La mirada sobre el piercing y los tatuajes en los adolescentes desnuda cómo son vistos los ritos sobre el cuerpo según tradiciones. Si los chicos de 16 años no tienen derecho a decidir perforar su propio cuerpo para ponerse un arito en la ceja o la nariz, ¿por qué los padres de las nenas recién nacidas –y sólo de las nenas– sí tienen derecho a perforarles las orejas para ponerles aritos en un bofetazo de bienvenida al mundo de las diferencias? Sonia Cavia, integrante de la organización “Dando a luz”, cuestiona: “El tema de los aritos es, sin duda, una práctica ritual dolorosa para una recién nacida e innecesaria, porque para los padres existen otras maneras de identificarla como niña. He escuchado más de una vez que las madres prefieren no ver cuando les agujerean las orejas y para la bebé estar en brazos de un desconocido que le provoca dolor no debe resultar muy agradable. Por eso, si no puede evitarse ponerle aritos a una nena recién nacida recomendaría a las mamás que las tengan a upa, les expliquen lo que van a hacerles y por qué. Aunque creo que podría esperarse a que las niñitas decidan por sí mismas, a una mayor edad, ponerse o no aros”.

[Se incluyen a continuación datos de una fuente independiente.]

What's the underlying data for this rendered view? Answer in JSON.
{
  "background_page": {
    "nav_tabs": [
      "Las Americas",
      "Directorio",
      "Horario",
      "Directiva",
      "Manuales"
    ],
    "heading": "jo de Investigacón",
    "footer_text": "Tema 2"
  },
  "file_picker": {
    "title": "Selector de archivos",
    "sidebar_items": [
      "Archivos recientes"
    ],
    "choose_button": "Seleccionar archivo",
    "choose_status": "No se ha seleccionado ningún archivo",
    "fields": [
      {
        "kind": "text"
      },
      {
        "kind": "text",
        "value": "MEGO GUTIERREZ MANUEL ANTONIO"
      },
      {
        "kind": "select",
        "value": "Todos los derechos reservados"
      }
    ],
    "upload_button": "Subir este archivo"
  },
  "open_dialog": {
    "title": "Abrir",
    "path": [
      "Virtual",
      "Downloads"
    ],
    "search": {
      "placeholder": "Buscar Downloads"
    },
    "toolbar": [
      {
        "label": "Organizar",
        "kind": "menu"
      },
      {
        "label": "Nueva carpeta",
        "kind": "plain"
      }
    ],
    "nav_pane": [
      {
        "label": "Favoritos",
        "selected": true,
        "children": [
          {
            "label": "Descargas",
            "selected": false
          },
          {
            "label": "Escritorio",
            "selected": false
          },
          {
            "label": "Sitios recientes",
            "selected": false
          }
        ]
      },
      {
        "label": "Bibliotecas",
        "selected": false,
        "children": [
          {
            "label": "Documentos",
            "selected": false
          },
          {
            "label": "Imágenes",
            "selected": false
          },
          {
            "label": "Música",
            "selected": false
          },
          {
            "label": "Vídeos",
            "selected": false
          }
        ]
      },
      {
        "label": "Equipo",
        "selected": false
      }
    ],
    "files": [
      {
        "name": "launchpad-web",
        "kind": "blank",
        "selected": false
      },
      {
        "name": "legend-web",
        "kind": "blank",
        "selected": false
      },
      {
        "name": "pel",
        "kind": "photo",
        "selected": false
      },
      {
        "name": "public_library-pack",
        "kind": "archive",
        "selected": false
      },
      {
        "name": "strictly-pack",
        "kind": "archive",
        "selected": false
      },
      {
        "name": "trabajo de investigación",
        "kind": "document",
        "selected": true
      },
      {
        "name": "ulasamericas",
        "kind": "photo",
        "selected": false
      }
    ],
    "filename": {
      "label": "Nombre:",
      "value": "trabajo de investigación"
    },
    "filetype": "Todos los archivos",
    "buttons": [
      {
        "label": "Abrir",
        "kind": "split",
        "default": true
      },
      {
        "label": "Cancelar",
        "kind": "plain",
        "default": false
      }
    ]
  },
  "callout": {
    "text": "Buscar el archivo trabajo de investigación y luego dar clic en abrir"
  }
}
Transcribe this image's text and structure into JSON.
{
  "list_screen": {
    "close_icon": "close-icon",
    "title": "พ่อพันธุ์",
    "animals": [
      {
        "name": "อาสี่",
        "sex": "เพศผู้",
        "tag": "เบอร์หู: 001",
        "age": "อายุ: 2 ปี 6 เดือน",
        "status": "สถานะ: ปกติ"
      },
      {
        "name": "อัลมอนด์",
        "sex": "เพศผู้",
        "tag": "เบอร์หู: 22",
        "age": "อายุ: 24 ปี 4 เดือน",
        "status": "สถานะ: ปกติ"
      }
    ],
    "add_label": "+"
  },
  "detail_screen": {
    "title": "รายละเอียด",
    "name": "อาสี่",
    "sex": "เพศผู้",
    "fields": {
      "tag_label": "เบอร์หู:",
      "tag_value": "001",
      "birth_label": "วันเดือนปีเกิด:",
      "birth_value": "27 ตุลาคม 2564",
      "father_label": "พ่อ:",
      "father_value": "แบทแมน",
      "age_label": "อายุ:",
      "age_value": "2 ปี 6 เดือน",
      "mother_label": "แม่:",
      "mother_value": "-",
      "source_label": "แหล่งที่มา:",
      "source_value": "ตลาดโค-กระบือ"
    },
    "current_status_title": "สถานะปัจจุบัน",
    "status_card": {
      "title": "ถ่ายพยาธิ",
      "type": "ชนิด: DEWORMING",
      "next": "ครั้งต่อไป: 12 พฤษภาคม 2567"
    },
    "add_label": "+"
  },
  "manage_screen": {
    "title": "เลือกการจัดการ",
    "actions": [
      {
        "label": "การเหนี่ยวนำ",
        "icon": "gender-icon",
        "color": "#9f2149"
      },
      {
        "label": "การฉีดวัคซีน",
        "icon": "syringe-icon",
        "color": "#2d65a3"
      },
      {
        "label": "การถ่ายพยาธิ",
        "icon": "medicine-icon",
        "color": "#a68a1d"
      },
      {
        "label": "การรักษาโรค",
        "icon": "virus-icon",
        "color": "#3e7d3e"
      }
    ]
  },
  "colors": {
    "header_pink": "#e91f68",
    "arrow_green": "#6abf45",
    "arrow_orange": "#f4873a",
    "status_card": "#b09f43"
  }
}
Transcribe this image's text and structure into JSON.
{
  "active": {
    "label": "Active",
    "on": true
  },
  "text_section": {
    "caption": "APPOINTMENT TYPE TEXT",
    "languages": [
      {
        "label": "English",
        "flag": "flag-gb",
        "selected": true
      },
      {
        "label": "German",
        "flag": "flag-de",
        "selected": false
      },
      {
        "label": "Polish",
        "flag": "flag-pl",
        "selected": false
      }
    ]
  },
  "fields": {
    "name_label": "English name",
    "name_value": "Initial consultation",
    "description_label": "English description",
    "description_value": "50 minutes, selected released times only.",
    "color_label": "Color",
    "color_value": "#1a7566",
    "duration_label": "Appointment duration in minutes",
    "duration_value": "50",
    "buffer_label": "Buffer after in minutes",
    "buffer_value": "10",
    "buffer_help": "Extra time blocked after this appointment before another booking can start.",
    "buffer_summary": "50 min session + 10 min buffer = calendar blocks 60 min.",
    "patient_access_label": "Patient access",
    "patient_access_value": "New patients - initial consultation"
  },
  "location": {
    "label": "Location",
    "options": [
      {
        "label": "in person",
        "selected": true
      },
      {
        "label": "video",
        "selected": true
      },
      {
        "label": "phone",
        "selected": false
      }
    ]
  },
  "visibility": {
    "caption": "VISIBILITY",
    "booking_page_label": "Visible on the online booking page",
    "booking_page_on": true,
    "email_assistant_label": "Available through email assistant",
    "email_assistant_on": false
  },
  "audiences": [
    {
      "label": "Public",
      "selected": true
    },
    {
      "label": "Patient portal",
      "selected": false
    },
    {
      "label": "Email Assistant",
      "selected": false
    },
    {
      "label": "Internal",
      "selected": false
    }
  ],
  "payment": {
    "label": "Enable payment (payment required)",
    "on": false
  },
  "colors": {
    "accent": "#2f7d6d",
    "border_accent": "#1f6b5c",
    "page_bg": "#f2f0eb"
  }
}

El cuestionamiento de Cavia sirve, más que nada, para entender que las costumbres estéticas –aun dolorosas– que aparentan ser normales y naturales son, siempre, costumbres culturales que vistas desde una pequeña lejanía pueden parecernos cruentas e innecesarias. Seguramente (salvo ante límites precisos como la mutilación genital femenina), no se trate de prohibir las identidades culturales que cada uno quiera expresar en su cuerpo o, incluso, heredarles a sus hijos y la solución no sean cuerpos ascéticos despejados de aritos, tatuajes ni piercing. Un conocido graffiti decía que las paredes limpias no dicen nada. Los cuerpos vacíos tampoco.